National Post

TIME MAY BE RIGHT TO RETHINK SCIENCE AND TECHNOLOGY SHARES

BEATEN-DOWN SECTOR

- BY RAY TURCHANSKY

Remember science and technology? Is now the time to get back into the very sector that battered your portfolio in 2000, and is now causing you to worry that you’re once again overweight­ed — this time in energy and financial holdings?

While a tech turnaround isn’t imminent, it could be less than a year away. A combinatio­n of two events — the explosion of the Internet and fear that gripped the world about computers not being able to handle the arrival of Y2K — led science and tech firms and funds to triple- digit returns in 1999 and early 2000. But Y2K spending had siphoned money out of research and developmen­t, leaving little new product coming on stream. So after years of spending to upgrade or replace existing equipment, and with no new product to buy, spending on informatio­n technology dried up.

The tech-laden Nasdaq composite index fell 39%, 21% and 32% from 2000 through 2002, respective­ly.

But the theory was that everybody would have to start replacing their electronic­s by 2005, and indeed the Nasdaq rebounded 50% in 2003 and 8.6% in 2004.

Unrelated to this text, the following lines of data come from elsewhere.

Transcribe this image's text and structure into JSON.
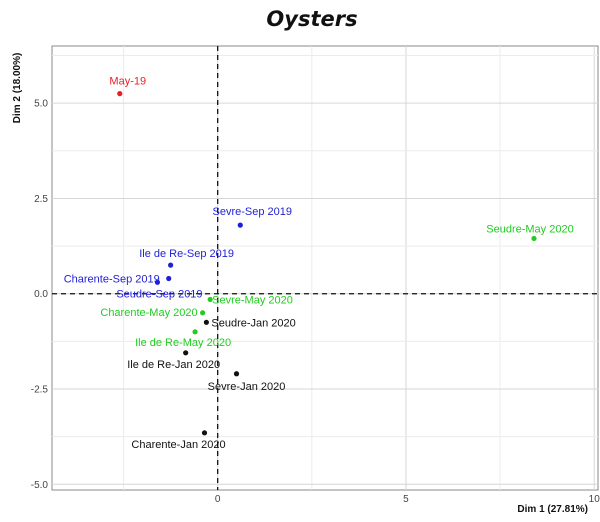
{
  "chart_data": {
    "type": "scatter",
    "title": "Oysters",
    "xlabel": "Dim 1 (27.81%)",
    "ylabel": "Dim 2 (18.00%)",
    "xlim": [
      -4.4,
      10.1
    ],
    "ylim": [
      -5.15,
      6.5
    ],
    "x_ticks": [
      0,
      5,
      10
    ],
    "y_ticks": [
      -5.0,
      -2.5,
      0.0,
      2.5,
      5.0
    ],
    "x_tick_labels": [
      "0",
      "5",
      "10"
    ],
    "y_tick_labels": [
      "-5.0",
      "-2.5",
      "0.0",
      "2.5",
      "5.0"
    ],
    "grid": true,
    "reference_lines": [
      "x = 0 (dashed)",
      "y = 0 (dashed)"
    ],
    "colors": {
      "red": "#ee1c24",
      "blue": "#1f1fd6",
      "green": "#22cc22",
      "black": "#111111"
    },
    "points": [
      {
        "label": "May-19",
        "x": -2.6,
        "y": 5.25,
        "color": "red"
      },
      {
        "label": "Sevre-Sep 2019",
        "x": 0.6,
        "y": 1.8,
        "color": "blue"
      },
      {
        "label": "Ile de Re-Sep 2019",
        "x": -1.25,
        "y": 0.75,
        "color": "blue"
      },
      {
        "label": "Charente-Sep 2019",
        "x": -1.3,
        "y": 0.4,
        "color": "blue"
      },
      {
        "label": "Seudre-Sep 2019",
        "x": -1.6,
        "y": 0.3,
        "color": "blue"
      },
      {
        "label": "Seudre-May 2020",
        "x": 8.4,
        "y": 1.45,
        "color": "green"
      },
      {
        "label": "Sevre-May 2020",
        "x": -0.2,
        "y": -0.15,
        "color": "green"
      },
      {
        "label": "Charente-May 2020",
        "x": -0.4,
        "y": -0.5,
        "color": "green"
      },
      {
        "label": "Ile de Re-May 2020",
        "x": -0.6,
        "y": -1.0,
        "color": "green"
      },
      {
        "label": "Seudre-Jan 2020",
        "x": -0.3,
        "y": -0.75,
        "color": "black"
      },
      {
        "label": "Ile de Re-Jan 2020",
        "x": -0.85,
        "y": -1.55,
        "color": "black"
      },
      {
        "label": "Sevre-Jan 2020",
        "x": 0.5,
        "y": -2.1,
        "color": "black"
      },
      {
        "label": "Charente-Jan 2020",
        "x": -0.35,
        "y": -3.65,
        "color": "black"
      }
    ]
  }
}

Larry Berman, chief technical strategist with CIBC World Markets, said a few months ago that technology was poised to start a recovery. The sector had a bit of a spurt, but the Nasdaq is down 1.8% year-to-date.

Morningsta­r, a fund-rating agency, reports that during the past three months, technology has performed the second-worst of 31 sectors, down 2.3%, better only than foreign bonds, which were down 3.8%.

In its August portfolio strategy outlook, Mr. Berman’s own firm recommende­d investors be underweigh­t in technology, saying: “ The sector continues to exhibit poor relative performanc­e despite the new highs in the U.S. technology sector. The sector has shown periods of support, but when U. S. tech corrects, there won’t be much holding it together.”

So, will a tech recovery ever happen? Brian Ashford-Russell, founder of U.K.-based Polar Capital, which manages several funds including Mackenzie Universal World Science and Technology Capital Class, says we are nine to 15 months away from a bottoming out of the tech sector and that returns could be very strong from late 2006 through 2007.

His reasoning is that conditions have forced weaker players out of the market and survivors to trim costs.

At the same time, consumer spending on electronic gadgets continues to grow, especially in Asia’s emerging middle class.

And market trends show that tech fund redemption­s peaked during the past year, causing some people to believe the sector is finally reaching bottom.

Furthermor­e, Ashford-Russell feels certain industries are attractive and poised for growth due to key demographi­c trends and emerging themes, such as the effects of rising health-care costs on an ageing population and new applicatio­ns for broadband communicat­ions.

His Mackenzie Universal World Science fund is up 4.8% year to date, and 6.2% since he began managing it about two years ago.

For investors, the question is when to venture back into an area that caused so much pain.

While there is apparently no rush to return, the lesson learned from the past is that once technology takes off, it does so like a helicopter, not a jetliner. At some point in November — after the usual fall swoon in the stock markets — people may want to test the tech waters on a small basis and continue dollar-cost averaging through 2006.

In many cases, what happened in 2000 was not that investors had ploughed too much money into science and tech, but that when their investment­s increased so much to overweight their portfolios, they didn’t rebalance and were vulnerable to the sudden downturn.

If your energy and financial holdings have overtaken your portfolio like zucchini and rhubarb, the time may be right to move some of your winnings into sectors that have been beaten down.

Science and technology would certainly qualify.